EU says won’t copy U.S. bank plan; bank ethics face scrutiny over Greece

February 16, 2010
Watching the banks

Watching the banks

  BRUSSELS, Feb 16 (Reuters) – Banks in the European Union won’t face a ban on proprietary trading, the bloc’s executive body said on Tuesday, but warned the sector to check its ethics.

Securitised products and derivatives, two areas where banks have raked in revenues over the years, will also come under closer EU scrutiny, officials said.

U.S. President Barack Obama has proposed banning some banks from trading on their own account and limiting their size by forcing divestments of any hedge fund and private equity operation to make them less likely to need public bailouts.

EU finance ministers discussed the plan on Tuesday.

An EU document prepared for the meeting showed there was no consensus to back the U.S. plan which would conflict with the universal banking model in Europe which houses proprietary trading and commercial banking under one roof.

The bloc’s financial services chief signalled no intention to propose a similar set-up for Europe.

“You can’t of course transpose, or copy, ideas or reforms proposed by Obama to the European continent,” newly appointed EU Internal Market Commissioner Michel Barnier told a news conference.

Europe has different banking structures, he said.

“So I can’t say today that we would necessarily be planning to reproduce in exactly the same terms the American plans in Europe,” Barnier said.

“It seems to me that in Europe we have more problems related to the inter-connection of the banks rather than the specific nature of the activities or the scale of individual banks.”

Britain, France and Germany had already said they don’t want to copy Obama’s plan, saying that topping up capital charges is the best way to go and is already under way.
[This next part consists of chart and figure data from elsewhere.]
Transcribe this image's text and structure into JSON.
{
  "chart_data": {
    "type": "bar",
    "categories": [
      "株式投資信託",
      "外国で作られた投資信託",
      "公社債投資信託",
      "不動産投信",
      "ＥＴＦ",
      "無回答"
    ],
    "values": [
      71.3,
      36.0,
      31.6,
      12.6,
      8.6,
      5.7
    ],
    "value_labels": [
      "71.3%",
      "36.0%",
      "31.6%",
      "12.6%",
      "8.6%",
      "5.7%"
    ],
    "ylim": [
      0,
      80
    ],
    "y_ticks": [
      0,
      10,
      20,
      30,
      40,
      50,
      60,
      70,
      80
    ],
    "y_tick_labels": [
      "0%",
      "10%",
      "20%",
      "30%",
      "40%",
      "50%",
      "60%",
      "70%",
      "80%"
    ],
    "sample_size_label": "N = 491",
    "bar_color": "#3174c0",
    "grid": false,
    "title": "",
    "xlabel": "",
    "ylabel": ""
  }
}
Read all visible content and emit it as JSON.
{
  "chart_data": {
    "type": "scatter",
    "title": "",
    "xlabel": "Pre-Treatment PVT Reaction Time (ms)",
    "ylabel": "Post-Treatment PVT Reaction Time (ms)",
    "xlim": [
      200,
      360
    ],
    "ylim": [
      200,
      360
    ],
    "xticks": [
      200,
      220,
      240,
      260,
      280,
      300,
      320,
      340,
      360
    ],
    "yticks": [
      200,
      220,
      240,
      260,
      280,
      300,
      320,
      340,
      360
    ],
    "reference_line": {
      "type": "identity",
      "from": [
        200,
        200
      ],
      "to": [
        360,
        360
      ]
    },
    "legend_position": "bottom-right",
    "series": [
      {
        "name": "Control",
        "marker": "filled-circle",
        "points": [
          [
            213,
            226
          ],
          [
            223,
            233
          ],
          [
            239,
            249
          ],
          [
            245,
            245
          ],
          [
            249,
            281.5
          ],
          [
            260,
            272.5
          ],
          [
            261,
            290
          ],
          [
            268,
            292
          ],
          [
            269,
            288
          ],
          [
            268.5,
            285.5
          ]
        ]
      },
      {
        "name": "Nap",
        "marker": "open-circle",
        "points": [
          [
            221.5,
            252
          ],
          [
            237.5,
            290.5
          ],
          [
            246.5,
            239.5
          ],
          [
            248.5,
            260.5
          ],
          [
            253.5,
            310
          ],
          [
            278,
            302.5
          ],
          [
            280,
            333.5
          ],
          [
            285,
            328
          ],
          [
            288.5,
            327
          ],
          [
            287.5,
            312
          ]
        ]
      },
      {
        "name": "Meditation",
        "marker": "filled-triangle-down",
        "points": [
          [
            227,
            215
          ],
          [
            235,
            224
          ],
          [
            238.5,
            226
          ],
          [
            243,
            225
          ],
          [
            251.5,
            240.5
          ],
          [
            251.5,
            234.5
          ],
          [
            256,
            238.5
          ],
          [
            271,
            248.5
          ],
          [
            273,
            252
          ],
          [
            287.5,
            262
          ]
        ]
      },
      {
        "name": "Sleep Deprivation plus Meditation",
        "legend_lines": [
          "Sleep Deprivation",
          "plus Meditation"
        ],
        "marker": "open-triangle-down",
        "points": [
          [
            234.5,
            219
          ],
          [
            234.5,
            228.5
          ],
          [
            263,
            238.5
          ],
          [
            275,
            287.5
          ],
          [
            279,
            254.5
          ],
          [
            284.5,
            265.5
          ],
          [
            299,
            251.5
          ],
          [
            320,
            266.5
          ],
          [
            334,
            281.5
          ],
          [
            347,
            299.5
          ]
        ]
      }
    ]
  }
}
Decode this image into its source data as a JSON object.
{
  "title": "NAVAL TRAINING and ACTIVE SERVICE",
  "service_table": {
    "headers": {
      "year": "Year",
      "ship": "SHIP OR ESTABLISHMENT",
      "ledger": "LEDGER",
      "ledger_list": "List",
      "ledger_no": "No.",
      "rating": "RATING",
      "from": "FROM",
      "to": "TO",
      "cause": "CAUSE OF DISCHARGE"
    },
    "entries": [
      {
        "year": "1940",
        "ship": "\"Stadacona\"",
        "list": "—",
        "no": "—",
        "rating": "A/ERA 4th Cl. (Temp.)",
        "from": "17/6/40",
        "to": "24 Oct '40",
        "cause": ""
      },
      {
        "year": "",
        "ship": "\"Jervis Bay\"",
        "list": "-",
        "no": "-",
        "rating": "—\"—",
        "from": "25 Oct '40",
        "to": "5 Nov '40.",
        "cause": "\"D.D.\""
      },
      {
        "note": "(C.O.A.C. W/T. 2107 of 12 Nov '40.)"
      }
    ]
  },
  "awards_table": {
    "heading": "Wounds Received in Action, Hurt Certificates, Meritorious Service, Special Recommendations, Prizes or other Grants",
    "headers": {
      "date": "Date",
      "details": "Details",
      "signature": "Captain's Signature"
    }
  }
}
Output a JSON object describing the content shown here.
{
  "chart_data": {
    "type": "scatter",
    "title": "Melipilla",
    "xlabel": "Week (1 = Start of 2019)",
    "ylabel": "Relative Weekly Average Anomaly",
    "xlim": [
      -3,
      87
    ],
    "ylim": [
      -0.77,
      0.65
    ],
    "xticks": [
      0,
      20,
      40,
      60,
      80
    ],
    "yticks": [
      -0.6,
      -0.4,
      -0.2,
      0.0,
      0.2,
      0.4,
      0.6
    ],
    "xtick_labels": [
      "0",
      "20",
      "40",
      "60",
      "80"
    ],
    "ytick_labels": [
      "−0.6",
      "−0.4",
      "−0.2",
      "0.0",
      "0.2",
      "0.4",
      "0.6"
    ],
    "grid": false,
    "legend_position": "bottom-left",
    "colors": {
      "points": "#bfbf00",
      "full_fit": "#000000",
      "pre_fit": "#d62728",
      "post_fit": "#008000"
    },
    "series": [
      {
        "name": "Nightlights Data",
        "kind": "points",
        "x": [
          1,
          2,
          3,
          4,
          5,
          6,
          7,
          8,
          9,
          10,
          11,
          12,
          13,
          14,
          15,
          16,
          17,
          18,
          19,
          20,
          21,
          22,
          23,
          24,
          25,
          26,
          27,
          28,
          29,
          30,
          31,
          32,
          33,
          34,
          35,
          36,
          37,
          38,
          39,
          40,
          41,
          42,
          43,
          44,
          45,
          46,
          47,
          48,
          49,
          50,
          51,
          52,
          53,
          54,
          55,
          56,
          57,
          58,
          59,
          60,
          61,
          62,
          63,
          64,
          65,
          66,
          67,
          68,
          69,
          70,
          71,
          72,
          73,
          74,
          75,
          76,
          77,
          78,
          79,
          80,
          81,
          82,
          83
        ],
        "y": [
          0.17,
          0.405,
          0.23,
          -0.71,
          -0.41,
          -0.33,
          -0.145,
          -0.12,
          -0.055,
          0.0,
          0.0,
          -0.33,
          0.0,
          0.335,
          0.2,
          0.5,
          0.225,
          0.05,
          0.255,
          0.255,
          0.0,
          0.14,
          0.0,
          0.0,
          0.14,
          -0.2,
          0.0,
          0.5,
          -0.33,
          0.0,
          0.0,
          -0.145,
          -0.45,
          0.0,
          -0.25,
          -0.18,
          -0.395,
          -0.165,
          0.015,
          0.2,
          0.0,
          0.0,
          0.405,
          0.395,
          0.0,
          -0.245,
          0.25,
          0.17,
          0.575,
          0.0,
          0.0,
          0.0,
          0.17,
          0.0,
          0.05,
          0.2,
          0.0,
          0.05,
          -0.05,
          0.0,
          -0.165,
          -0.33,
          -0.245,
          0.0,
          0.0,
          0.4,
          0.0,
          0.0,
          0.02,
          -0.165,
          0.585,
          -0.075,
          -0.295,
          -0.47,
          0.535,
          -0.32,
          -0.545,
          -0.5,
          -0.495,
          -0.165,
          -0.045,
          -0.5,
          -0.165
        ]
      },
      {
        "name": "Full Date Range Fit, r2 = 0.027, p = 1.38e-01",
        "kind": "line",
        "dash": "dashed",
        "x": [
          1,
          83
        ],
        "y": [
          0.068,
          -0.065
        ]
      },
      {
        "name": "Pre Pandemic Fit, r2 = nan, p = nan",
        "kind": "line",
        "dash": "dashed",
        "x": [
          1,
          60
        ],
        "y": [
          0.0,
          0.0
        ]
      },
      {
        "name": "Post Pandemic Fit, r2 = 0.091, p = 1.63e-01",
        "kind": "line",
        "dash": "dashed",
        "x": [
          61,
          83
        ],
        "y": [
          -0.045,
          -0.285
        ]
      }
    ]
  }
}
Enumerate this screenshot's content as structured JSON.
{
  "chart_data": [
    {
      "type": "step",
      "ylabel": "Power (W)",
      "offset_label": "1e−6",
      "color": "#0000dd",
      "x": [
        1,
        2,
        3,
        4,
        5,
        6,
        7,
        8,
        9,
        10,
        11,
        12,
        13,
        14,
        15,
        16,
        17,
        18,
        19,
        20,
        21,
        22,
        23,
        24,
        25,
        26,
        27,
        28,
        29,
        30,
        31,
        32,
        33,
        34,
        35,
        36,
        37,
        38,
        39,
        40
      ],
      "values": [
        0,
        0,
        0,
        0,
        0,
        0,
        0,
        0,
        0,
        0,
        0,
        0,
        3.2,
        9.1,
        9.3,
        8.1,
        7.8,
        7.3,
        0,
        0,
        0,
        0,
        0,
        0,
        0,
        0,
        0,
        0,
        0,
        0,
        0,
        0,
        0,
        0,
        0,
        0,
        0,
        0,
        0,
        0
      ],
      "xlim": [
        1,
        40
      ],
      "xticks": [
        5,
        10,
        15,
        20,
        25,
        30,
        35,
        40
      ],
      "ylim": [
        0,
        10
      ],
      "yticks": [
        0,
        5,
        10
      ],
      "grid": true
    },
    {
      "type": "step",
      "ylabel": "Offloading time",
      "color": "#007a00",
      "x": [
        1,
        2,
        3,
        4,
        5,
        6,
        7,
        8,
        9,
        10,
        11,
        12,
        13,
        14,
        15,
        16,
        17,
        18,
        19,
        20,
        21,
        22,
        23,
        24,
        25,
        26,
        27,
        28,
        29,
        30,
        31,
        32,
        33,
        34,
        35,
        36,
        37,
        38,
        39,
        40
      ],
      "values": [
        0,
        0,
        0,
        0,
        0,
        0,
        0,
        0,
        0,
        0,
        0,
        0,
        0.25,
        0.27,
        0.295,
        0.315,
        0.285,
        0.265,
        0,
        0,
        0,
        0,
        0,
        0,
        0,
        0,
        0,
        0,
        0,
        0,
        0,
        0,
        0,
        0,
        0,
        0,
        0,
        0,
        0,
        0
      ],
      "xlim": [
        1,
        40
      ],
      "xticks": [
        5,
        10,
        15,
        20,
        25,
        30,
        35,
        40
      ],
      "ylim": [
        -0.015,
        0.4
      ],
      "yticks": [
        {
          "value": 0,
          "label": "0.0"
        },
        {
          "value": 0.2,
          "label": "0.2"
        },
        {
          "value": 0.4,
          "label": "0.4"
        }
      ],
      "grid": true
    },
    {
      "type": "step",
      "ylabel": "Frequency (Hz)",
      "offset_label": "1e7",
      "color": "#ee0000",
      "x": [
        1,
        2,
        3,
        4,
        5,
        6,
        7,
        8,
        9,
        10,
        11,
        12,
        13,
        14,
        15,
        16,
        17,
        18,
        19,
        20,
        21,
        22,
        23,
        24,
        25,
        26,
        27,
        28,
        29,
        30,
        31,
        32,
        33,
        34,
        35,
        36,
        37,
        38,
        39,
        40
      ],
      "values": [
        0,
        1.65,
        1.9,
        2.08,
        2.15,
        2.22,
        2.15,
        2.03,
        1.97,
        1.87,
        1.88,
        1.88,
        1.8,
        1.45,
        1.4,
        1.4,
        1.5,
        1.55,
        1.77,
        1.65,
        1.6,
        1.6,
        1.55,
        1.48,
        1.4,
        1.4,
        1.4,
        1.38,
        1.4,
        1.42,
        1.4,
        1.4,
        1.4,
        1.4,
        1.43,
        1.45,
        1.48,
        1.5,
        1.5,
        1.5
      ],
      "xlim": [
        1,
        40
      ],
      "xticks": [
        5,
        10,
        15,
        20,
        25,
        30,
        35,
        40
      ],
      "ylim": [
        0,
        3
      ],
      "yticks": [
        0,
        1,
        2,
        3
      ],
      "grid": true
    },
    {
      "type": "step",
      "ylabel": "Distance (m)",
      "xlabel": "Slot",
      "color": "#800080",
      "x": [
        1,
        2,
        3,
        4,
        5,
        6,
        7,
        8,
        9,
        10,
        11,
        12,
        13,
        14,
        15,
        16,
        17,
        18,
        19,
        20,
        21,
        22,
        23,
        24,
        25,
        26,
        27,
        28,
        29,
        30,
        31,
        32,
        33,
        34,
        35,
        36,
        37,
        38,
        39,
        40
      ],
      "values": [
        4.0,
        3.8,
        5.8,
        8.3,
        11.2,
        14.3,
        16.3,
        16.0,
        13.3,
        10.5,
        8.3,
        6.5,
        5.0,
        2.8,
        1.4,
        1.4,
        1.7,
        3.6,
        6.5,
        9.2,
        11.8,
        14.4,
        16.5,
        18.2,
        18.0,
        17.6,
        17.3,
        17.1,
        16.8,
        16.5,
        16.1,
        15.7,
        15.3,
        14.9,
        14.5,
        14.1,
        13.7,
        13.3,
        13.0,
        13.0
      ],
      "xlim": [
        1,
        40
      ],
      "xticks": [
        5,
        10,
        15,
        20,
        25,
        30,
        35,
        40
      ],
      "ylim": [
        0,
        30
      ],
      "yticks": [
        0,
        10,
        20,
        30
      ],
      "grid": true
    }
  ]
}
Opposition from the bloc’s top three members makes it impossible for Barnier to put forward EU-wide legislation. U.S. Congressional approval for Obama’s plan — which caught European officials unawares — is also far from assured.

Barnier stressed the need to implement a global deal on regulation agreed by the G20 last September.



Banks, however, will face scrutiny over how they designed securitised products for Greece to downplay its public debt, which has grown to such an extent it may need a bailout from its euro zone neighbours.

EU Economic and Monetary Affairs Commissioner Olli Rehn said difficulties being faced by Greece confirmed the involvement of investment banks.

“We have to see whether rules have been respected,” Rehn told the news conference.

Banks should look whether their involvement in such products was in line with their code of ethics, Rehn said.

Credit derivatives linked to Greek debt, such as credit default swaps (CDS) which some ministers say were used by speculators to engineer damaging market moves, will also be examined.

“We realise we need more transparency on derivatives, in particular CDS on sovereign debt. This is part of the work we will be doing over the next few weeks,” Barnier said.

He is expected to propose a new EU law mandating central clearing and exchange trading of derivatives where possible “so we know exactly who is doing what”.